The truth is that the lack of well-defined “correct” output for text search is actually the starting point for the implementation of another process — listening to what your end users expect from search. Unless you are the sole user, you as developer likely have only the vaguest understanding of how your users actually search. This is not a critique of you — it’s because every individual has developed their own process for formulating the terms they enter into that free-text search box you’ve provided. Fortunately, there are a number of common techniques for understanding user search behavior, which Otis Gospodnetić of Sematext outlined in his talk, Search Analytics: What? Why? How? Akin to web analytics, Otis described a number of key reports to use in measuring how well search is meeting the needs of end users. Among these are the top queries with zero results, top queries with the highest exit rate, words per query, and the top queries overall. Each of these reports can generally be created from query logs alone, and they are important barometers for evaluating and tuning the effectiveness of your search function. Using query logs, you can gauge the potential benefit of adding spell-checking (to address zero hits due to misspellings), query auto-completion (to assist with long queries), and hit highlighting (to see why results were considered relevant). After deeper query log analysis, you may even decide to preprocess user queries in a tailored way, as Floyd Morgan of Intuit described how they distill variations of the same query (e.g. “How do I input my 1099” and “Where do I enter a 1099”) to simpler customized search terms (“wheretoent 1099”) that provide better precision. As you can see, you can gain a significant understanding of your users’ expectations from query logs alone, but they do not provide the whole picture…

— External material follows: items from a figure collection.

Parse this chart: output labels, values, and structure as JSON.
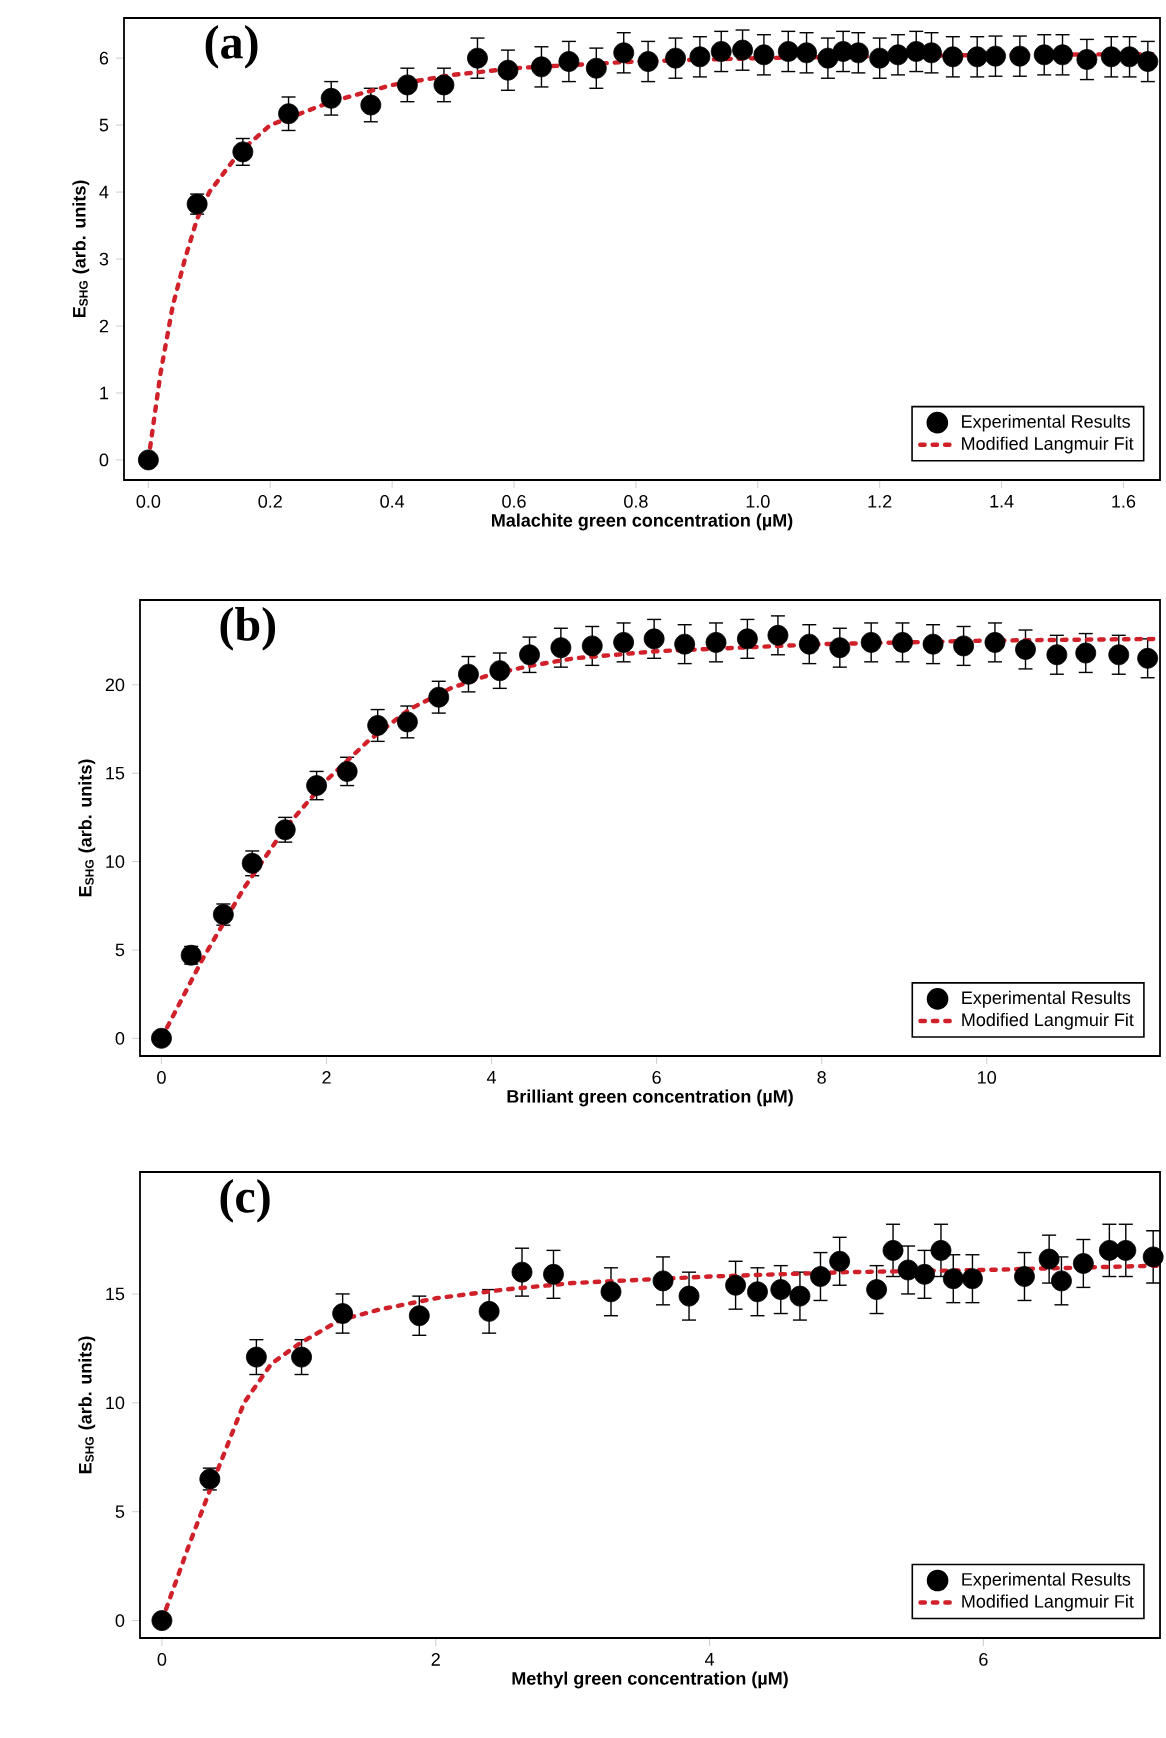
{
  "chart_data": [
    {
      "type": "scatter",
      "annotations": [
        "(a)"
      ],
      "xlabel": "Malachite green concentration (µM)",
      "ylabel": "E$_{SHG}$ (arb. units)",
      "legend": "bottom right",
      "xlim": [
        -0.04,
        1.66
      ],
      "ylim": [
        -0.3,
        6.6
      ],
      "xticks": [
        {
          "value": 0,
          "label": "0.0"
        },
        {
          "value": 0.2,
          "label": "0.2"
        },
        {
          "value": 0.4,
          "label": "0.4"
        },
        {
          "value": 0.6,
          "label": "0.6"
        },
        {
          "value": 0.8,
          "label": "0.8"
        },
        {
          "value": 1.0,
          "label": "1.0"
        },
        {
          "value": 1.2,
          "label": "1.2"
        },
        {
          "value": 1.4,
          "label": "1.4"
        },
        {
          "value": 1.6,
          "label": "1.6"
        }
      ],
      "yticks": [
        0,
        1,
        2,
        3,
        4,
        5,
        6
      ],
      "series": [
        {
          "name": "Experimental Results",
          "color": "#000000",
          "marker": "circle",
          "x": [
            0,
            0.08,
            0.155,
            0.23,
            0.3,
            0.365,
            0.425,
            0.485,
            0.54,
            0.59,
            0.645,
            0.69,
            0.735,
            0.78,
            0.82,
            0.865,
            0.905,
            0.94,
            0.975,
            1.01,
            1.05,
            1.08,
            1.115,
            1.14,
            1.165,
            1.2,
            1.23,
            1.26,
            1.285,
            1.32,
            1.36,
            1.39,
            1.43,
            1.47,
            1.5,
            1.54,
            1.58,
            1.61,
            1.64
          ],
          "values": [
            0,
            3.82,
            4.6,
            5.17,
            5.4,
            5.3,
            5.6,
            5.6,
            6.0,
            5.82,
            5.87,
            5.95,
            5.85,
            6.08,
            5.95,
            6.0,
            6.02,
            6.1,
            6.12,
            6.05,
            6.1,
            6.08,
            6.0,
            6.1,
            6.08,
            6.0,
            6.05,
            6.1,
            6.08,
            6.02,
            6.02,
            6.03,
            6.03,
            6.05,
            6.05,
            5.98,
            6.02,
            6.02,
            5.95
          ],
          "errors": [
            0.05,
            0.15,
            0.2,
            0.25,
            0.25,
            0.25,
            0.25,
            0.25,
            0.3,
            0.3,
            0.3,
            0.3,
            0.3,
            0.3,
            0.3,
            0.3,
            0.3,
            0.3,
            0.3,
            0.3,
            0.3,
            0.3,
            0.3,
            0.3,
            0.3,
            0.3,
            0.3,
            0.3,
            0.3,
            0.3,
            0.3,
            0.3,
            0.3,
            0.3,
            0.3,
            0.3,
            0.3,
            0.3,
            0.3
          ]
        },
        {
          "name": "Modified Langmuir Fit",
          "type": "line",
          "line_style": "dotted",
          "marker": "none",
          "color": "#d0202a",
          "x": [
            0,
            0.02,
            0.04,
            0.06,
            0.08,
            0.1,
            0.15,
            0.2,
            0.3,
            0.4,
            0.5,
            0.6,
            0.8,
            1.0,
            1.2,
            1.4,
            1.66
          ],
          "values": [
            0,
            1.3,
            2.3,
            3.0,
            3.6,
            4.0,
            4.6,
            5.0,
            5.35,
            5.6,
            5.75,
            5.85,
            5.95,
            6.0,
            6.03,
            6.05,
            6.06
          ]
        }
      ]
    },
    {
      "type": "scatter",
      "annotations": [
        "(b)"
      ],
      "xlabel": "Brilliant green concentration (µM)",
      "ylabel": "E$_{SHG}$ (arb. units)",
      "legend": "bottom right",
      "xlim": [
        -0.26,
        12.1
      ],
      "ylim": [
        -1.0,
        24.8
      ],
      "xticks": [
        0,
        2,
        4,
        6,
        8,
        10
      ],
      "yticks": [
        0,
        5,
        10,
        15,
        20
      ],
      "series": [
        {
          "name": "Experimental Results",
          "color": "#000000",
          "marker": "circle",
          "x": [
            0,
            0.36,
            0.75,
            1.1,
            1.5,
            1.88,
            2.25,
            2.62,
            2.98,
            3.36,
            3.72,
            4.1,
            4.46,
            4.84,
            5.22,
            5.6,
            5.97,
            6.34,
            6.72,
            7.1,
            7.47,
            7.85,
            8.22,
            8.6,
            8.98,
            9.35,
            9.72,
            10.1,
            10.47,
            10.85,
            11.2,
            11.6,
            11.95
          ],
          "values": [
            0,
            4.7,
            7.0,
            9.9,
            11.8,
            14.3,
            15.1,
            17.7,
            17.9,
            19.3,
            20.6,
            20.8,
            21.7,
            22.1,
            22.2,
            22.4,
            22.6,
            22.3,
            22.4,
            22.6,
            22.8,
            22.3,
            22.1,
            22.4,
            22.4,
            22.3,
            22.2,
            22.4,
            22.0,
            21.7,
            21.8,
            21.7,
            21.5
          ],
          "errors": [
            0.3,
            0.5,
            0.6,
            0.7,
            0.7,
            0.8,
            0.8,
            0.9,
            0.9,
            0.9,
            1.0,
            1.0,
            1.0,
            1.1,
            1.1,
            1.1,
            1.1,
            1.1,
            1.1,
            1.1,
            1.1,
            1.1,
            1.1,
            1.1,
            1.1,
            1.1,
            1.1,
            1.1,
            1.1,
            1.1,
            1.1,
            1.1,
            1.1
          ]
        },
        {
          "name": "Modified Langmuir Fit",
          "type": "line",
          "line_style": "dotted",
          "marker": "none",
          "color": "#d0202a",
          "x": [
            0,
            0.5,
            1,
            1.5,
            2,
            2.5,
            3,
            3.5,
            4,
            4.5,
            5,
            6,
            7,
            8,
            10,
            12.1
          ],
          "values": [
            0,
            4.5,
            8.5,
            11.9,
            14.6,
            16.8,
            18.6,
            19.8,
            20.6,
            21.1,
            21.5,
            21.9,
            22.1,
            22.3,
            22.5,
            22.6
          ]
        }
      ]
    },
    {
      "type": "scatter",
      "annotations": [
        "(c)"
      ],
      "xlabel": "Methyl green concentration (µM)",
      "ylabel": "E$_{SHG}$ (arb. units)",
      "legend": "bottom right",
      "xlim": [
        -0.16,
        7.29
      ],
      "ylim": [
        -0.8,
        20.6
      ],
      "xticks": [
        0,
        2,
        4,
        6
      ],
      "yticks": [
        0,
        5,
        10,
        15
      ],
      "series": [
        {
          "name": "Experimental Results",
          "color": "#000000",
          "marker": "circle",
          "x": [
            0,
            0.35,
            0.69,
            1.02,
            1.32,
            1.88,
            2.39,
            2.63,
            2.86,
            3.28,
            3.66,
            3.85,
            4.19,
            4.35,
            4.52,
            4.66,
            4.81,
            4.95,
            5.22,
            5.34,
            5.45,
            5.57,
            5.69,
            5.78,
            5.92,
            6.3,
            6.48,
            6.57,
            6.73,
            6.92,
            7.04,
            7.24
          ],
          "values": [
            0,
            6.5,
            12.1,
            12.1,
            14.1,
            14.0,
            14.2,
            16.0,
            15.9,
            15.1,
            15.6,
            14.9,
            15.4,
            15.1,
            15.2,
            14.9,
            15.8,
            16.5,
            15.2,
            17.0,
            16.1,
            15.9,
            17.0,
            15.7,
            15.7,
            15.8,
            16.6,
            15.6,
            16.4,
            17.0,
            17.0,
            16.7
          ],
          "errors": [
            0.3,
            0.5,
            0.8,
            0.8,
            0.9,
            0.9,
            1.0,
            1.1,
            1.1,
            1.1,
            1.1,
            1.1,
            1.1,
            1.1,
            1.1,
            1.1,
            1.1,
            1.1,
            1.1,
            1.2,
            1.1,
            1.1,
            1.2,
            1.1,
            1.1,
            1.1,
            1.1,
            1.1,
            1.1,
            1.2,
            1.2,
            1.2
          ]
        },
        {
          "name": "Modified Langmuir Fit",
          "type": "line",
          "line_style": "dotted",
          "marker": "none",
          "color": "#d0202a",
          "x": [
            0,
            0.2,
            0.4,
            0.6,
            0.8,
            1.0,
            1.3,
            1.6,
            2,
            2.5,
            3,
            4,
            5,
            6,
            7.29
          ],
          "values": [
            0,
            3.5,
            6.8,
            10,
            11.8,
            12.7,
            13.8,
            14.3,
            14.8,
            15.2,
            15.5,
            15.8,
            16.0,
            16.1,
            16.3
          ]
        }
      ]
    }
  ]
}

For even better analysis and performance of your search functionality, you need to pair query log data with some other form of feedback on result quality, usually click-through rates (CTR) on search results. Again, Otis described a number of metrics to compute when query logs are paired with CTR data. In a separate session, Andrzej Białecki of Lucid Imagination described how to take this data a step further, treating CTR as direct feedback on result relevance, and incorporating it into the actual document score. At first blush, this seems to be an ideal and straightforward search improvement, but Andrzej also identified a number of undesired effects that require conscious effort to avoid. Also, he highlighted that Solr/Lucene does not currently provide a preferred storage model for this type of data. Solr 3.x provides an ExternalFileField that is currently the best mechanism for incorporating document popularity based on CTR, while Lucene 4.0 is slated to deliver an efficient mechanism for storing popularity and other per-document values, which Simon Willnauer, a core Lucene committer, described in his session on Column Stride Fields a.k.a. DocValues. Finally, Timothy Potter of NREL described complementary techniques for improving result relevance by Boosting Documents by Recency, Popularity, and User Preferences. Obviously, every technique is not directly applicable to every scenario, but the approaches are common to many search applications, so it is worth considering how they could apply to your application.
As you can see, integrating search into an application is not a write-once, run-forever task. There is a wealth of opportunity for improving search so that it meets the actual needs of your users, and most of the information necessary for learning how to improve can be obtained by simply listening to your users using common techniques. So, I highly encourage you to review the sessions I have highlighted, and you can check out slides or videos for all the rest at the Lucene Revolution 2011 recap. Enjoy!